I turned behind and saw that it was Bahadur who said
that.

‘You are not doing good to me,’ I could murmur that
much only.

 

Taking the benefit of my Achilles’ heel and leaving
me at Hobson’s choice, they made my life a matter of ridicule that
I could never rinse off in my entire life. From beginning till end,
this story revolves around the cruelty of the world my life
suffered at several occasions. If you are expecting this book to be
a piece of entertainment, believe me, I re-define entertainment and
promise to give you truth of thrilling sensation. This is not a
sneak-peek bonkbuster craft of a novice imagination, but an
original blunt truth. Whether you feel it sarcastic or metaphoric,
but it is true that while reading this, you will understand how the
legalized injustice and systematic disorder is rusting out human
society in the state I was born. It is not a buffoonery or
hocus-pocus piece of literature, and that is why it invited flak
from all quarters in the very beginning of writing. Be it the
sanctum of scholars or the cerebrum of researchers, this book has
imprinted its enigmatic success in a very short period of time.

 

This ground-zero reality which discloses catastrophic
and catalyzing snares to mankind, is definitely strong enough to
crackle the silence. This terrible truth will have you come across
the chapters in which I have written how I was literally raped by a
woman and left astray. Having had the journey from Pandora of
monkeys to the sanctuary of monks, and from the cubicle of
prostitutes to the altar of nuns, I have portrayed almost
everything in its true sense. The circumstances never stopped
wreaking havoc on me and I also never knelt down in submission. At
times, you will find my writing rule-breaking, and not stereotyped
conventional one because at the time of writing truth I cannot
think of giving literacy animation to this story. Since I started
writing, many people asked me the question that why I am writing
the book on my own life. And my answer was that I am giving the
same to the world what the world gave me. A clear-cut
justification! Only the wearer knows where his shoe pinches.

 

“Every self-made rich pretending to be decent today
was the great reactionary in his past.”

 

 

Chapter Four

“There are no classes in life for beginners: right
away you are always asked to deal with what is most difficult.”
–Lord Osho

 

They took my words to their deaf ears and forced me
to sit inside the car as quiet as a goat sits in a butcher’s shop.
I felt a sudden searing pain slice into my head.
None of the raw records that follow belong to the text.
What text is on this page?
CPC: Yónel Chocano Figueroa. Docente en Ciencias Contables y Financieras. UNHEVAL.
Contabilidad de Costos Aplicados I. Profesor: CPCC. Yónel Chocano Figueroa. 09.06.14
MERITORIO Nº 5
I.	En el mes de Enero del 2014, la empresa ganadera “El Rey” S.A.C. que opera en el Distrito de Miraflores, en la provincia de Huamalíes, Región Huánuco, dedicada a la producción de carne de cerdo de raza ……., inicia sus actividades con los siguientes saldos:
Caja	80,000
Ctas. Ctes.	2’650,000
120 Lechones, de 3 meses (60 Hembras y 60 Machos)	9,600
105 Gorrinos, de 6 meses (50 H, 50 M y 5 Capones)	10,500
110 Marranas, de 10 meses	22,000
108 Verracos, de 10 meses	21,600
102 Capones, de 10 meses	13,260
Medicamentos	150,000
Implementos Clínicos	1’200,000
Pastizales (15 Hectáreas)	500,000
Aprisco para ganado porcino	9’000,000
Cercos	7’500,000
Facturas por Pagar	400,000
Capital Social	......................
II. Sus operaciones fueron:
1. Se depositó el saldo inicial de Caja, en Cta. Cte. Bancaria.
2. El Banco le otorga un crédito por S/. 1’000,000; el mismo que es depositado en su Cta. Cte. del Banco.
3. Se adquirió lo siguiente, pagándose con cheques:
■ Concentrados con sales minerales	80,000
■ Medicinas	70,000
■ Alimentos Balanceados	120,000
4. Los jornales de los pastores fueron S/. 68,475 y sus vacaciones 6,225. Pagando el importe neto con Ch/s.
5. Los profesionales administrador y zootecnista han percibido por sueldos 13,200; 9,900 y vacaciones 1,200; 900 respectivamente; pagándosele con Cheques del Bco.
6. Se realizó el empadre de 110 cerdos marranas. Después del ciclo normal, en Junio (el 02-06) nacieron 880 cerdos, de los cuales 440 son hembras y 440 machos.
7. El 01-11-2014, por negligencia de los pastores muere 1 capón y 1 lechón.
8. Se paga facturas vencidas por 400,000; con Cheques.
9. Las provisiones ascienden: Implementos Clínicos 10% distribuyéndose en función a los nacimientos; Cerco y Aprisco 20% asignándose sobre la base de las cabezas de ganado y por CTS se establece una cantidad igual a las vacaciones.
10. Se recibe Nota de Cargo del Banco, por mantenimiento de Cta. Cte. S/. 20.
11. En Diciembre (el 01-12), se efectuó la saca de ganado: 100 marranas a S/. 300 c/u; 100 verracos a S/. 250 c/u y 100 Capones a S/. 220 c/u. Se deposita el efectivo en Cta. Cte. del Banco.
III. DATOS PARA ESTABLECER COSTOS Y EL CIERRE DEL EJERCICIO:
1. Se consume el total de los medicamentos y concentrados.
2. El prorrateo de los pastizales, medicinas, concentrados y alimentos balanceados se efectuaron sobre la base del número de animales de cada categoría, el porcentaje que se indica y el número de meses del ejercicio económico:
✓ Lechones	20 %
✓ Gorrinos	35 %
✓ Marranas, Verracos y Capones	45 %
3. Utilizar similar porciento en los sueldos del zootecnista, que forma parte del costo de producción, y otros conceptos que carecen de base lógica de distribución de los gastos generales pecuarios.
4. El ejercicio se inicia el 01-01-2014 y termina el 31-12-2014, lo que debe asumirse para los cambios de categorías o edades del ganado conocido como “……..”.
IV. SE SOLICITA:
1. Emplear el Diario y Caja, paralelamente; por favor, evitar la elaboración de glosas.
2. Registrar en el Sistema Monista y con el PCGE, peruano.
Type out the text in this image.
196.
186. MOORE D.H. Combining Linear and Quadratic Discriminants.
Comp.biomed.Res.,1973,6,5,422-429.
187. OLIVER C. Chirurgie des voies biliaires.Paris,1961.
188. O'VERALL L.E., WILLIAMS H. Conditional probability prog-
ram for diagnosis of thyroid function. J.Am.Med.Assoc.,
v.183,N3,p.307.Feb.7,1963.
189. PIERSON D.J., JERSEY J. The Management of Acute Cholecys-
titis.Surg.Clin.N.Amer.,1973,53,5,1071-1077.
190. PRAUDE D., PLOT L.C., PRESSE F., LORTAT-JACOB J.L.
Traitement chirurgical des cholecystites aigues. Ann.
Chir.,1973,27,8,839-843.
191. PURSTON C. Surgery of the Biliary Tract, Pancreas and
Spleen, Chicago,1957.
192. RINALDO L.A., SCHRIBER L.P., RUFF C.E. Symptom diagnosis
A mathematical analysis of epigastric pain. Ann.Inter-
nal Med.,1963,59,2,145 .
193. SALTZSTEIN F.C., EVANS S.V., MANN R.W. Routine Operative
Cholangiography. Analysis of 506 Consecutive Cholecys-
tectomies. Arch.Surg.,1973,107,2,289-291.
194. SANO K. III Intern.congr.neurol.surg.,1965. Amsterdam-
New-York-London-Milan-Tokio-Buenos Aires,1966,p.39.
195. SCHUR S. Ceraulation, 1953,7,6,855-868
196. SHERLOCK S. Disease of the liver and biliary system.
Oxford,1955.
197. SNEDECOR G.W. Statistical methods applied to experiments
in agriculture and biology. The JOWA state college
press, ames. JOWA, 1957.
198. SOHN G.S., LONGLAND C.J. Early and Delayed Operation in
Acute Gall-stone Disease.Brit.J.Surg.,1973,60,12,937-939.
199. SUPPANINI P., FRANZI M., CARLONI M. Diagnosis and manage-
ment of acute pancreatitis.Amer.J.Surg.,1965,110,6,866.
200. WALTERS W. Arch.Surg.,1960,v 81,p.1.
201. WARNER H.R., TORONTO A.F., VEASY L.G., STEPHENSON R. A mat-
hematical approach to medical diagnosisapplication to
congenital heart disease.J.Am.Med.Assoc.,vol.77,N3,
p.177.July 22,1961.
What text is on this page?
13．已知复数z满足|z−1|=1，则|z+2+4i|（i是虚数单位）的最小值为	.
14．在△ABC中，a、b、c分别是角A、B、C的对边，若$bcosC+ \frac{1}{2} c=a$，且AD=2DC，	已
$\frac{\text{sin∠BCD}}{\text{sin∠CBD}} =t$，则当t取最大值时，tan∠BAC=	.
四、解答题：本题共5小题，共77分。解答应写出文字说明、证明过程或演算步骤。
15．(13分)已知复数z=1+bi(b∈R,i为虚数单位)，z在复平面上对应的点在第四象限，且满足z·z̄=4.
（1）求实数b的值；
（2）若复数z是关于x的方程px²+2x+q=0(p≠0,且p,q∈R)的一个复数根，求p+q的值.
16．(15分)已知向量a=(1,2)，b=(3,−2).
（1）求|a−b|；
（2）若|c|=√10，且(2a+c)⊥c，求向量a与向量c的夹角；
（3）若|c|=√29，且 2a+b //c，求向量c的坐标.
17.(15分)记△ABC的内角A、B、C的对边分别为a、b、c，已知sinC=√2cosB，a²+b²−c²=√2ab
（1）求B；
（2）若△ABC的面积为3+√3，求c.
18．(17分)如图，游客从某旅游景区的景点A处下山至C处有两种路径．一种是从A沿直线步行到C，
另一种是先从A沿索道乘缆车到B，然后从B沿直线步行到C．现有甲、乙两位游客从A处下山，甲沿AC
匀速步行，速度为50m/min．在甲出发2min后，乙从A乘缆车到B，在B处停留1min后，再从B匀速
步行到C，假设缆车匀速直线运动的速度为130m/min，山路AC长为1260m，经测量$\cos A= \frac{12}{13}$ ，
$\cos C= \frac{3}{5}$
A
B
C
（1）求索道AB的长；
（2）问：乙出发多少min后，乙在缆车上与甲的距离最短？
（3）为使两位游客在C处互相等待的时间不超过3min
I opened my mouth
to scream, but the air forced itself into my lungs with such a
painful pressure that I thought my chest would explode. The eyes
felt like they were being rammed backward into my skull and a
deafening fumble tore through my eardrums, pushing me toward
unconsciousness. I had never expected my life to be so miserable. I
cursed Bihar so many times to be my birthplace. I cursed my own
innocence and credulousness for falling into their trap. I never
expected that they would stoop down to that level.